The vulnerability is classified as Remote Code Execution (RCE). Exploitation could allow a threat actor to take full control of vulnerable systems. Proof-of-Concept (PoC) exploit code was publicly released on June 29th.
Currently, security patches are not available for all impacted Microsoft products. Additional security patches are expected in the foreseeable future.
The public release of PoC code significantly reduces the barriers for exploitation. Microsoft has stated that exploitation of PrintNightmare has been identified. Organizations are strongly recommended to disable the Windows Print Spooler service, where not required, until fully functional and tested security patches are available.
External sources have stated that for the OoB security patches to be effective, the Windows policy 'Point and Print Restrictions' must be disabled. This is the standard configuration on Windows devices. This can be verified by adding the following registry modifications:
NoWarningNoElevationOnInstall = 0
NoWarningNoElevationOnUpdate = 0
PrintNightmare was originally tracked as CVE-2021-1675. Microsoft has since stated the vulnerability is unique from CVE-2021-1675 and is officially tracked as CVE-2021-34527. The July 6th security patches for CVE-2021-34527 are cumulative updates and cover CVE-2021-1675.
CVE-2021-34527 (CVSS: 8.8) is classified as a Windows Print Spooler Remote Code Execution vulnerability. A threat actor with local access to a vulnerable asset may exploit this vulnerability to run arbitrary code with system privileges.

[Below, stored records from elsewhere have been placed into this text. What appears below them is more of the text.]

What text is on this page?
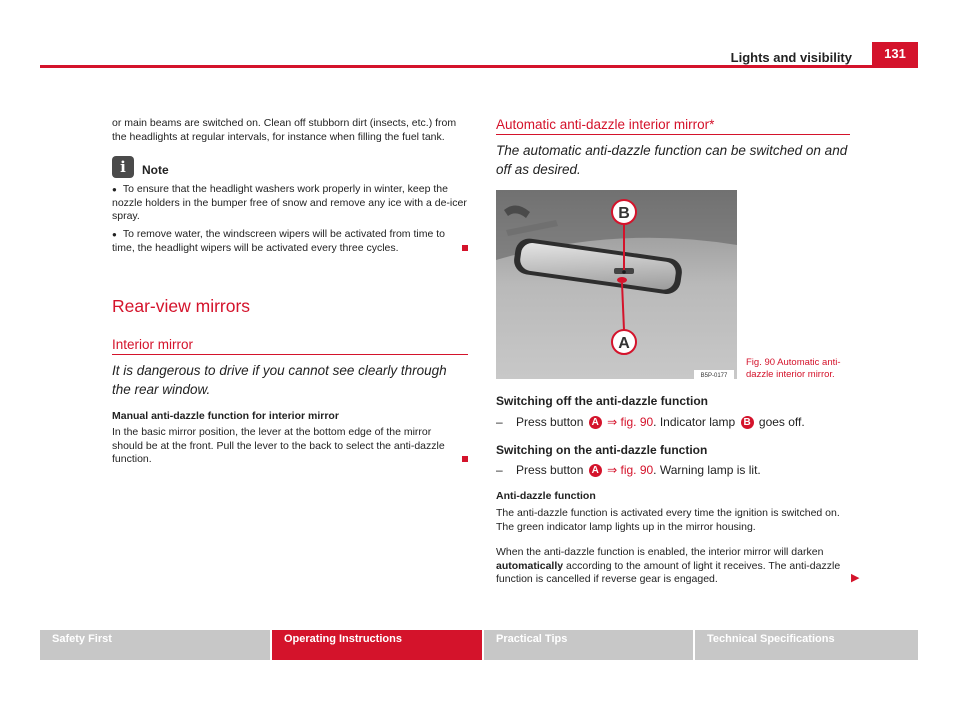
Lights and visibility	131
or main beams are switched on. Clean off stubborn dirt (insects, etc.) from the headlights at regular intervals, for instance when filling the fuel tank.
i	Note
● To ensure that the headlight washers work properly in winter, keep the nozzle holders in the bumper free of snow and remove any ice with a de-icer spray.
● To remove water, the windscreen wipers will be activated from time to time, the headlight wipers will be activated every three cycles.
Rear-view mirrors
Interior mirror
It is dangerous to drive if you cannot see clearly through the rear window.
Manual anti-dazzle function for interior mirror
In the basic mirror position, the lever at the bottom edge of the mirror should be at the front. Pull the lever to the back to select the anti-dazzle function.
Automatic anti-dazzle interior mirror*
The automatic anti-dazzle function can be switched on and off as desired.
B
A
B5P-0177
Fig. 90 Automatic anti-dazzle interior mirror.
Switching off the anti-dazzle function
– Press button A ⇒ fig. 90. Indicator lamp B goes off.
Switching on the anti-dazzle function
– Press button A ⇒ fig. 90. Warning lamp is lit.
Anti-dazzle function
The anti-dazzle function is activated every time the ignition is switched on. The green indicator lamp lights up in the mirror housing.
When the anti-dazzle function is enabled, the interior mirror will darken automatically according to the amount of light it receives. The anti-dazzle function is cancelled if reverse gear is engaged.	▶
Safety First	Operating Instructions	Practical Tips	Technical Specifications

The newly released security patches only mitigate the Remote Code Execution (RCE) portion of PrintNightmare. The local privilege escalation portion of the vulnerability still exists after patching. A threat actor with previous access may exploit the vulnerability to escalate privileges on the victim device despite the security patches. Additional patches from Microsoft are expected in the near future to address the risk of patch bypass, outstanding products that still require patches, and the local privilege escalation vulnerability.
Microsoft Products Without Available Patches:
The PoC exploit code was originally planned to be released by a security firm at BlackHat USA but was released in error on June 29th. The code was publicly available for multiple hours before being taken down. The security company plans to officially release the code and additional details at BlackHat USA in July 2021. eSentire has confirmed that despite the code takedown, it was copied and remains publicly available.